End users may lose their passwords through multiple threats like:
- The user device is compromised by malware and the password is keylogged or extracted from the running password manager
- The password is reused across multiple sites and one of the sites gets compromised. You can buy stock email and password lists on the black market.
- The password is given out on a phishing site (see Trademark protection)
- The password is extracted through a man-in-the-middle attack (see HTTPS / TLS only)
Two-factor authentication stops the attacker, equipped with a mere password, from accessing the victim’s account.
Having two-factor authentication as an option is not enough. Users should be educated about two-factor authentication. Often users are not aware of threat models and the harm they may face because of lax security. Incentives, like reduced fees, should be applied to encourage the enabling of the two-factor authentication. From a business perspective, this can be justified as a reduced support cost of dealing with hacked account cases.

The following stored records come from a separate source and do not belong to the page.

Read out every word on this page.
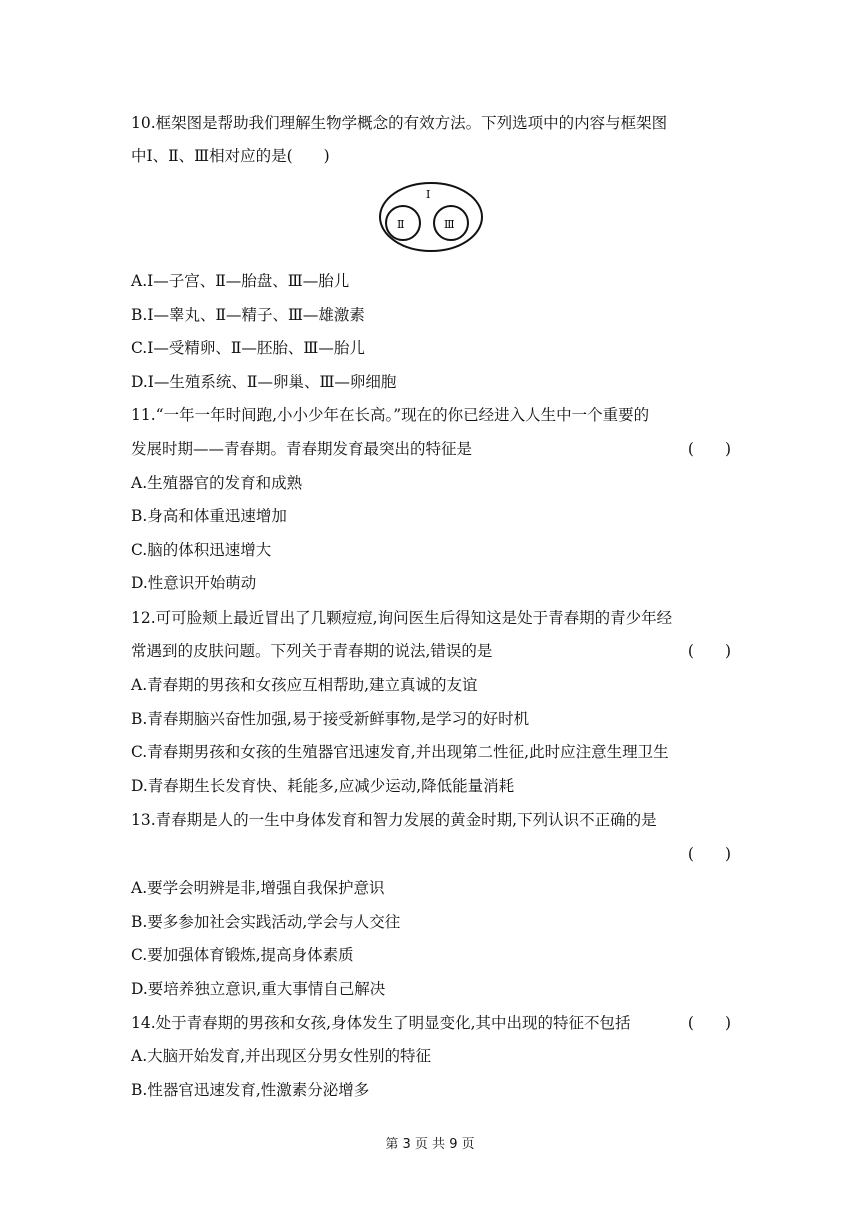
10.框架图是帮助我们理解生物学概念的有效方法。下列选项中的内容与框架图
中Ⅰ、Ⅱ、Ⅲ相对应的是(　　)
Ⅰ
Ⅱ	Ⅲ
A.Ⅰ—子宫、Ⅱ—胎盘、Ⅲ—胎儿
B.Ⅰ—睾丸、Ⅱ—精子、Ⅲ—雄激素
C.Ⅰ—受精卵、Ⅱ—胚胎、Ⅲ—胎儿
D.Ⅰ—生殖系统、Ⅱ—卵巢、Ⅲ—卵细胞
11.“一年一年时间跑,小小少年在长高。”现在的你已经进入人生中一个重要的
发展时期——青春期。青春期发育最突出的特征是	(　　)
A.生殖器官的发育和成熟
B.身高和体重迅速增加
C.脑的体积迅速增大
D.性意识开始萌动
12.可可脸颊上最近冒出了几颗痘痘,询问医生后得知这是处于青春期的青少年经
常遇到的皮肤问题。下列关于青春期的说法,错误的是	(　　)
A.青春期的男孩和女孩应互相帮助,建立真诚的友谊
B.青春期脑兴奋性加强,易于接受新鲜事物,是学习的好时机
C.青春期男孩和女孩的生殖器官迅速发育,并出现第二性征,此时应注意生理卫生
D.青春期生长发育快、耗能多,应减少运动,降低能量消耗
13.青春期是人的一生中身体发育和智力发展的黄金时期,下列认识不正确的是
(　　)
A.要学会明辨是非,增强自我保护意识
B.要多参加社会实践活动,学会与人交往
C.要加强体育锻炼,提高身体素质
D.要培养独立意识,重大事情自己解决
14.处于青春期的男孩和女孩,身体发生了明显变化,其中出现的特征不包括	(　　)
A.大脑开始发育,并出现区分男女性别的特征
B.性器官迅速发育,性激素分泌增多
第 3 页 共 9 页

Popular two-factor authentication methods include:
- Mobile apps: Time-Based One Time Password (TOTP), Google Authenticator
- Paper codes: One time pad, HOTP, popular with European banks
- SMS and other phone-based methods
- Hardware devices: YubiKey, others
External services like Authy and Clef provide two-factor-as-a-service.
Google Authenticator is a popular two-factor mobile app. Despite the fact that the name says Google, you can use it on your own site. The application can be used offline independently from Google services. Google Authenticator is based on RFC 6238. There are multiple open-source implementations for all desktop and mobile operating systems.
SMS is not deemed secure in the large scale. SMS messages are intercepted by mobile malware. SMS may travel in plain text, and various parties in the operator business chain can read them. Mobile number portability opens a vector for the attacker to gain access to the victim’s phone number. SMS may not be reliable in third-world countries, thus making it not a viable option for global business.